Ameen’s fate in immigration judge’s hands after Sacramento man testifies at hearing
A U.S. immigration judge will decide in November whether Iraqi refugee Omar Ameen will stay in the United States or be deported three years after FBI agents arrested and accused the Sacramento-area man of being an ISIS terrorist.
A Nov. 16 hearing in Van Nuys will determine Ameen’s fate. The Iraqi immigrant remains in a detention facility in McFarland, Kern County, pending the ruling.
That’s where the 47-year-old Arden Arcade resident testified via video Wednesday afternoon and again Thursday morning at his deportation hearing, recounting the day in August 2018 that he testified would be “carved into my memory forever,” the day a joint FBI and Department of Homeland Security arrest team raided his second-floor apartment and took Ameen into custody as his wife and family looked on.
Former FBI Special Agent William Denton led the task force Aug. 15, 2018, and for hours interrogated the man U.S. officials say is a terrorist leader.
What Ameen said happened in those hours brought Ameen and Denton back before the federal immigration court on Thursday.
Ameen testified on Wednesday before his immigration lawyer Oakland attorney Siobhan Waldron and Thursday before U.S. attorneys that Denton threatened him and his family before and during his lengthy interrogation, agreeing with the agent to appease him and earn a trip back to Sacramento.
Ameen said he didn’t know if anything had happened to his family after he was arrested, and feared that his wife would be arrested or deported and his children abandoned. Ameen would tell attorneys that he perceived Denton’s assurances of their well-being as “undercover threats.”
“He didn’t ask me one question about (the officer’s killing). He was asking me specific questions and he wanted a specific answer,” Ameen said through an Arabic interpreter.
“If I didn’t agree, he would raise his hands, raise his voice and threaten my wife and children,” Ameen continued. “I started agreeing with everything he said to protect my wife and children.”
Ameen later said he was taken to a small hallway after his questioning where he said Denton again pressed him for answers.
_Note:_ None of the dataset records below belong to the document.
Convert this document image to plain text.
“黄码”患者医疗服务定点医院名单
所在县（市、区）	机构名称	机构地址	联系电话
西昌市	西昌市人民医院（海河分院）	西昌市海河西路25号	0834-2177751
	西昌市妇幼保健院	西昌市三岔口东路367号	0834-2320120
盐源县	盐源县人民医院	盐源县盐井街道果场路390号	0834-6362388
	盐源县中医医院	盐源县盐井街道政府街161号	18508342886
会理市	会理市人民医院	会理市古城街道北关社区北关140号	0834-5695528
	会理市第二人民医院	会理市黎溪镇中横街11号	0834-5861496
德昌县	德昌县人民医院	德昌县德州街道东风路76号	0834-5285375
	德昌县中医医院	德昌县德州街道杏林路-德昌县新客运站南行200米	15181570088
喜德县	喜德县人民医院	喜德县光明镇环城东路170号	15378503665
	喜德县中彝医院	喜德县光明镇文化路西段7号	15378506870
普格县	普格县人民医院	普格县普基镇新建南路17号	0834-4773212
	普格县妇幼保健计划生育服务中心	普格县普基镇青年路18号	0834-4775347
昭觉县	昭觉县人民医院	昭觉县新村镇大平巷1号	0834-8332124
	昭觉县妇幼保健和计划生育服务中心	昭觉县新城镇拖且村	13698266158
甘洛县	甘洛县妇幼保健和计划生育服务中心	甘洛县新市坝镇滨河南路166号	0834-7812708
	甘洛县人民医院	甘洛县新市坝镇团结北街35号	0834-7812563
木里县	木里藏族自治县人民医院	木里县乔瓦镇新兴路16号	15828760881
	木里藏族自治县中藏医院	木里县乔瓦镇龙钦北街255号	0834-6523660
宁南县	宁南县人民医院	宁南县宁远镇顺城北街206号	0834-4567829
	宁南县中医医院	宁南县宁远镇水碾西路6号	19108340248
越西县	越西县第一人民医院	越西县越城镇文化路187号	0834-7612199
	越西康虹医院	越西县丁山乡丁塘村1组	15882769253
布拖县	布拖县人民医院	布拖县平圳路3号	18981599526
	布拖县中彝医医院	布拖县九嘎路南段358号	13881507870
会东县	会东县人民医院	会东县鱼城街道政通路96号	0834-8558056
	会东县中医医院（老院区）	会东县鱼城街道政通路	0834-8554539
“He told me, ‘I’m going to give you a last chance. I hope you can change your mind and I can help your family,’” Ameen testified.
“I was under threat of my family. I wanted to appease him,” he told Waldron at the end of her questioning Thursday morning. “I am in severe pain when I think about this because he’s using his power against women and children. That’s what hurts.”
Denton testified in September in the first detailed account of Ameen’s questioning. Denton said he assured Ameen his family would be safe, allowed him time for prayer and served him tea, a gesture, Denton testified, that “we thought was culturally sensitive in the Muslim world.”
But Ameen rejected that assertion in his testimony, saying he did not remember any efforts by agents to respect his culture, traditions or family.
On Thursday, Denton returned as government attorneys painted a different picture of Ameen’s interrogation, saying he answered Denton’s questions voluntarily and later asking the Sacramento-area man if he accepted offers of tea and water (yes); and whether he was physically harmed before or during the interview (no).
Attorneys also said Ameen refused a Halal-prepared meal before his interview, joking that he was on a diet; and lightheartedly boasted that he was once his hometown’s table tennis champion.
Denton in September testified that he was wearing a suit and was unarmed in the interview room. Ameen sat unshackled in the interview room and was provided with his Miranda rights to remain silent both verbally and in writing at the beginning of his questioning, he said.
Denton repeated that in brief testimony Thursday saying neither he nor other FBI agents threatened or promised anything to Ameen or his family and that Ameen signed his Miranda rights paperwork.
Earlier, Ameen told attorneys he was offered the chance to speak with a lawyer, but decided he didn’t need one.
“I thought I would explain everything simply about the death of the Iraqi police officer,” Ameen told immigration attorney Waldron on Thursday. “I was not present at the death of the Iraqi police officer, so I thought it would be an easy thing to explain.”
The FBI raid came after the Iraqi government sought Ameen’s extradition to face charges in the 2014 killing of a police officer in Ameen’s hometown of Rawah. A Sacramento federal magistrate judge in April ordered Ameen freed from Sacramento County custody, calling prosecutors’ arguments for his removal “dubious” and citing evidence from defense attorneys that Ameen was 600 miles away in Turkey — not Iraq — at the time of the officer’s killing.
Federal immigration officials nevertheless scooped up Ameen from the county lockup for the four-hour drive to the detention site near Bakersfield where he sat Thursday.
U.S. attorneys say Ameen lied on his refugee application documents about links to terrorist organizations, allegations that are part of an ongoing criminal investigation.
A federal immigration officer who interviewed Ameen before his entry into the United States testified Tuesday that he found that Ameen’s assertions that he had no ties to terrorism groups were credible.
Ameen’s attorneys have repeatedly said that he has no ties to terrorism groups and that, if returned to Iraq, Ameen would face certain death for a crime they say he did not commit.